Все это стало причиной прямо-таки собачьей ревности и страха родственников, опасавшихся, как бы ребенок не стал им поперек дороги. За каждую ласку, доставшуюся от крестных родителей, Венце стал получать от родственников жестокие тумаки, которыми его порой даже сбивали с ног, или же его так сильно щипали сзади за шею, что он кричал, будто его режут.
Супруги гневались, бранились, грозили драчунам карой небесной, но ничего не помогало: Венце забили кулаками и ногами чуть не до полусмерти, он был похож на затравленного зверька, ни на шаг не отходил от крестной матери и окончательно утратил детскую способность радоваться — совсем как нелюбимый щенок, который, получив хлебную корку, норовит быстрее проглотить ее и забиться под лавку.
В нескольких километрах от них жила сестра покойной Канявене, вышедшая замуж за состоятельного человека. Все ее звали Спаустине[20]
вместо Фаустине; отличалась она таким же, как и сестра, кротким, миролюбивым нравом. Как-то в воскресенье встретила она куму Ваурувене, которая горько заплакала — не намеренно, а просто потому, что некому больше было поведать о своей беде, и посетовала:— Уж такой мальчишечка-сиротка тихий — чисто ангелочек; а безответный, а ласковый: бывало, и погладит, и поцелует нас обоих, прямо как родной сынок. В радость он нам, что и говорить! А эти злыдни, что у нас живут, хотят его до смерти забить. Уж и не знаем, что делать-то. Его покойные родители, ей-богу, слезами обливаются, глядя с небес на все это…
И она снова разразилась таким жалобным плачем, будто оплакивала своих собственных умерших детей. Тетушка Спаустине тоже отличалась мягким сердцем, поэтому она только и смогла произнести:
— Ах, боже мой, боже мой… Вот ироды! — И губы у нее задрожали.
— Да как они могли позабыть катехизис, ведь господь карает тех, кто обижает вдовых и сирых, — добавила она сердито, будто забывчивостью страдала сама Ваурувене.
— Мы уж и не чаем, что бог благословит этих людей и наш дом, когда они станут заправлять в нем.
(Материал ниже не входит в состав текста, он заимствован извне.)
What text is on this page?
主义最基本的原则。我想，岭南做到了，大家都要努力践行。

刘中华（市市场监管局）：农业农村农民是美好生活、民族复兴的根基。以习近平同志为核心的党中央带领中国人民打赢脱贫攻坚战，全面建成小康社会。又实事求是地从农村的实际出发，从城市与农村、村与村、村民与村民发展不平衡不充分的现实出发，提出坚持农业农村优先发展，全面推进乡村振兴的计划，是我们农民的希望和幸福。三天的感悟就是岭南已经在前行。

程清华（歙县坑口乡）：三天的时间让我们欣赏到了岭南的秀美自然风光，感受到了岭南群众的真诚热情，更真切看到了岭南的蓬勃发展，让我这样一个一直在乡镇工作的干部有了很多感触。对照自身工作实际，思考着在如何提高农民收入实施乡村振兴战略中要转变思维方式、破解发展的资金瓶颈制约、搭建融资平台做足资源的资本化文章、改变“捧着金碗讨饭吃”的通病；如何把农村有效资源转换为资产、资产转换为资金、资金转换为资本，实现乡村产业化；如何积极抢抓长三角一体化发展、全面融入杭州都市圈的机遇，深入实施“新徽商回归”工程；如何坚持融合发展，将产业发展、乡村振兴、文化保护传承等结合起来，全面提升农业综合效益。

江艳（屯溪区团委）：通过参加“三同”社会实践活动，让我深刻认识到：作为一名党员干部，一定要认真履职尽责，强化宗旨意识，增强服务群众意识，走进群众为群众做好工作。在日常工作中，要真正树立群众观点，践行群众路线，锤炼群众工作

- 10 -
Но что же теперь-то делать?
— А ты привези Венце ко мне. Разве ж я чужая ему? Еда для него у нас, слава богу, найдется. Ребятишки у меня не злые, сиротку, вот тебе мое слово, пальцем не тронут, коли я им сделаю внушение. Венце не такой уж несмышленыш. Пройдет еще столько же времени, сколько ему сейчас, глядишь — и помощник в хозяйстве. Пусть растет на здоровье вместе с моими. Ну, а что до содержания в будущем — платить ему не станем, ведь и сами-то концы с концами еле сводим.
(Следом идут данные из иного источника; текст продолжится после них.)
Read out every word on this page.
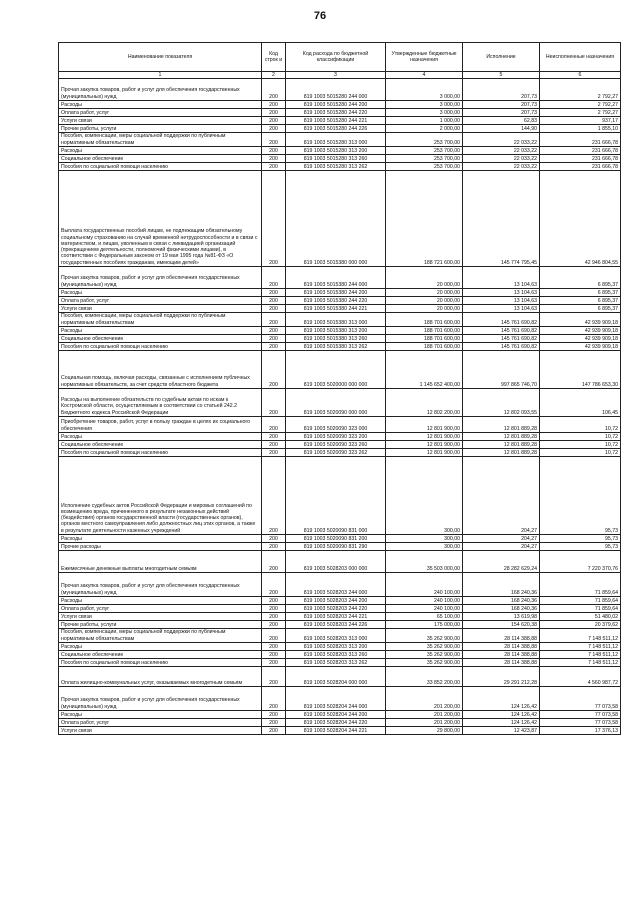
76
Наименование показателя	Код строк и	Код расхода по бюджетной классификации	Утвержденные бюджетные назначения	Исполнение	Неисполненные назначения
1	2	3	4	5	6
Прочая закупка товаров, работ и услуг для обеспечения государственных (муниципальных) нужд	200	819 1003 5015280 244 000	3 000,00	207,73	2 792,27
Расходы	200	819 1003 5015280 244 200	3 000,00	207,73	2 792,27
Оплата работ, услуг	200	819 1003 5015280 244 220	3 000,00	207,73	2 792,27
Услуги связи	200	819 1003 5015280 244 221	1 000,00	62,83	937,17
Прочие работы, услуги	200	819 1003 5015280 244 226	2 000,00	144,90	1 855,10
Пособия, компенсации, меры социальной поддержки по публичным нормативным обязательствам	200	819 1003 5015280 313 000	253 700,00	22 033,22	231 666,78
Расходы	200	819 1003 5015280 313 200	253 700,00	22 033,22	231 666,78
Социальное обеспечение	200	819 1003 5015280 313 260	253 700,00	22 033,22	231 666,78
Пособия по социальной помощи населению	200	819 1003 5015280 313 262	253 700,00	22 033,22	231 666,78
Выплата государственных пособий лицам, не подлежащим обязательному социальному страхованию на случай временной нетрудоспособности и в связи с материнством, и лицам, уволенным в связи с ликвидацией организаций (прекращением деятельности, полномочий физическими лицами), в соответствии с Федеральным законом от 19 мая 1995 года №81-ФЗ «О государственных пособиях гражданам, имеющим детей»	200	819 1003 5015380 000 000	188 721 600,00	145 774 795,45	42 946 804,55
Прочая закупка товаров, работ и услуг для обеспечения государственных (муниципальных) нужд	200	819 1003 5015380 244 000	20 000,00	13 104,63	6 895,37
Расходы	200	819 1003 5015380 244 200	20 000,00	13 104,63	6 895,37
Оплата работ, услуг	200	819 1003 5015380 244 220	20 000,00	13 104,63	6 895,37
Услуги связи	200	819 1003 5015380 244 221	20 000,00	13 104,63	6 895,37
Пособия, компенсации, меры социальной поддержки по публичным нормативным обязательствам	200	819 1003 5015380 313 000	188 701 600,00	145 761 690,82	42 939 909,18
Расходы	200	819 1003 5015380 313 200	188 701 600,00	145 761 690,82	42 939 909,18
Социальное обеспечение	200	819 1003 5015380 313 260	188 701 600,00	145 761 690,82	42 939 909,18
Пособия по социальной помощи населению	200	819 1003 5015380 313 262	188 701 600,00	145 761 690,82	42 939 909,18
Социальная помощь, включая расходы, связанные с исполнением публичных нормативных обязательств, за счет средств областного бюджета	200	819 1003 5020000 000 000	1 145 652 400,00	997 865 746,70	147 786 653,30
Расходы на выполнение обязательств по судебным актам по искам к Костромской области, осуществляемым в соответствии со статьей 242.2 Бюджетного кодекса Российской Федерации	200	819 1003 5020090 000 000	12 802 200,00	12 802 093,55	106,45
Приобретение товаров, работ, услуг в пользу граждан в целях их социального обеспечения	200	819 1003 5020090 323 000	12 801 900,00	12 801 889,28	10,72
Расходы	200	819 1003 5020090 323 200	12 801 900,00	12 801 889,28	10,72
Социальное обеспечение	200	819 1003 5020090 323 260	12 801 900,00	12 801 889,28	10,72
Пособия по социальной помощи населению	200	819 1003 5020090 323 262	12 801 900,00	12 801 889,28	10,72
Исполнение судебных актов Российской Федерации и мировых соглашений по возмещению вреда, причиненного в результате незаконных действий (бездействия) органов государственной власти (государственных органов), органов местного самоуправления либо должностных лиц этих органов, а также в результате деятельности казенных учреждений	200	819 1003 5020090 831 000	300,00	204,27	95,73
Расходы	200	819 1003 5020090 831 200	300,00	204,27	95,73
Прочие расходы	200	819 1003 5020090 831 290	300,00	204,27	95,73
Ежемесячные денежные выплаты многодетным семьям	200	819 1003 5028203 000 000	35 503 000,00	28 282 629,24	7 220 370,76
Прочая закупка товаров, работ и услуг для обеспечения государственных (муниципальных) нужд	200	819 1003 5028203 244 000	240 100,00	168 240,36	71 859,64
Расходы	200	819 1003 5028203 244 200	240 100,00	168 240,36	71 859,64
Оплата работ, услуг	200	819 1003 5028203 244 220	240 100,00	168 240,36	71 859,64
Услуги связи	200	819 1003 5028203 244 221	65 100,00	13 619,98	51 480,02
Прочие работы, услуги	200	819 1003 5028203 244 226	175 000,00	154 620,38	20 379,62
Пособия, компенсации, меры социальной поддержки по публичным нормативным обязательствам	200	819 1003 5028203 313 000	35 262 900,00	28 114 388,88	7 148 511,12
Расходы	200	819 1003 5028203 313 200	35 262 900,00	28 114 388,88	7 148 511,12
Социальное обеспечение	200	819 1003 5028203 313 260	35 262 900,00	28 114 388,88	7 148 511,12
Пособия по социальной помощи населению	200	819 1003 5028203 313 262	35 262 900,00	28 114 388,88	7 148 511,12
Оплата жилищно-коммунальных услуг, оказываемых многодетным семьям	200	819 1003 5028204 000 000	33 852 200,00	29 291 212,28	4 560 987,72
Прочая закупка товаров, работ и услуг для обеспечения государственных (муниципальных) нужд	200	819 1003 5028204 244 000	201 200,00	124 126,42	77 073,58
Расходы	200	819 1003 5028204 244 200	201 200,00	124 126,42	77 073,58
Оплата работ, услуг	200	819 1003 5028204 244 220	201 200,00	124 126,42	77 073,58
Услуги связи	200	819 1003 5028204 244 221	29 800,00	12 423,87	17 376,13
— Да бог с тобой, сестрица! О каком жалованье речь! Мы и сами будем вам приплачивать, чтобы только он научился бога почитать, да чтобы школа глаза ему открыла. А деньги для него найдутся. После смерти его родителей мы сдали его хозяйство в аренду одному доброму человеку, их бывшему половинщику, но он согласился только на двадцать лет, иначе не брал. А в банке открыли на имя Винцаса текущий счет и для начала положили на него все, что выручили за наследство покойных. Мы и дальше будем откладывать ежегодно деньги за аренду. Пусть набегают проценты, пока отцовская усадьба не перейдет в его руки. Он и без вашего жалованья не пропадет, пусть только расплатится своим усердием за вашу доброту, за годы, прожитые без работы, за хлеб, за кров да за ученье…
Придя к соглашению, женщины успокоились, и уже на следующий день Винцялис очутился вдали от кумовьев, от своих добрых и дорогих крестных родителей, от родных мест, в семье третьих по счету родителей, где он стал шестым ребенком в ораве тетиных ребятишек. Здесь Винцас сразу же позабыл про своих кумовьев точно так же, как, живя у них, забыл настоящих родителей, и рос без страха, свободно, подобно иному барчуку.